Block Mania is a board game published by Games Workshop in 1987 and based on the Judge Dredd comics.

==Gameplay==
Block Mania is a 2-player board game set in the Judge Dredd universe in which residents of two city blocks must cause as much damage as possible to each other before the Judges come to restore order. Weapons include spray paint, guns, flamethrowers and heavy lasers. The winner is the player whose block is the least damaged at the end of the game.

Richard Halliwell in White Dwarf #93 stated that "Eliminating as many of the neighbours as possible helps.

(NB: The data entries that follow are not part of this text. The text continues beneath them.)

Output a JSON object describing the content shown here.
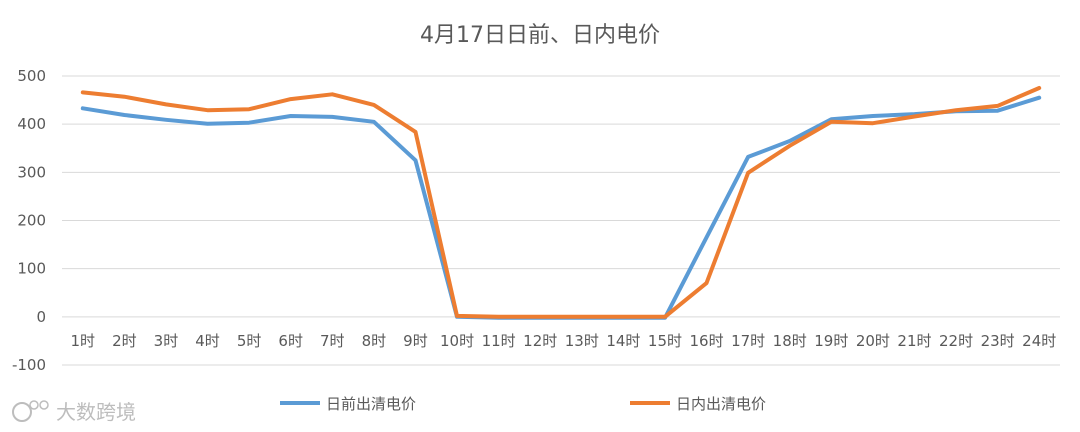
{
  "chart_data": {
    "type": "line",
    "title": "4月17日日前、日内电价",
    "xlabel": "",
    "ylabel": "",
    "categories": [
      "1时",
      "2时",
      "3时",
      "4时",
      "5时",
      "6时",
      "7时",
      "8时",
      "9时",
      "10时",
      "11时",
      "12时",
      "13时",
      "14时",
      "15时",
      "16时",
      "17时",
      "18时",
      "19时",
      "20时",
      "21时",
      "22时",
      "23时",
      "24时"
    ],
    "ylim": [
      -100,
      500
    ],
    "yticks": [
      "-100",
      "0",
      "100",
      "200",
      "300",
      "400",
      "500"
    ],
    "grid": true,
    "legend": "bottom",
    "series": [
      {
        "name": "日前出清电价",
        "color": "#5b9bd5",
        "values": [
          433,
          419,
          409,
          401,
          403,
          417,
          415,
          405,
          325,
          0,
          -2,
          -2,
          -2,
          -2,
          -2,
          165,
          332,
          365,
          410,
          417,
          421,
          427,
          428,
          455
        ]
      },
      {
        "name": "日内出清电价",
        "color": "#ed7d31",
        "values": [
          466,
          457,
          441,
          429,
          431,
          452,
          462,
          440,
          384,
          2,
          0,
          0,
          0,
          0,
          0,
          70,
          299,
          355,
          405,
          402,
          416,
          429,
          438,
          475
        ]
      }
    ]
  },
  "watermark": {
    "text": "大数跨境",
    "icon": "weibo-logo-icon"
  }
}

This seemed like a totally splendid notion in its own right, so the rules were designed to be as simple and unobstructive as possible, while keeping the game going at a suitably fast pace."

==Publication history==
Block Mania was designed by Richard Halliwell, with artwork by Dave Andrews, Chris Baker, Colin Dixon, and Brett Ewins, and published by Games Workshop in 1987. The same year, Games Workshop also released an expansion game, Mega-Mania, that allowed up to four players to play. More rules and tiles titled Block Mania: Happy Hour were published in the October 1987 edition of White Dwarf.

==Reception==
In the December 1987 edition of Casus Belli (Issue #42), Pierre Lejoeux thought that the Block Mania rules "perfectly capture the atmosphere of the comic strip." His only negative comment was that the game could only be played by two players, and he highly recommended buying the Mega-Mania expansion, reasoning that "If a war between two blocks is already so destructive, how much more between four blocks?"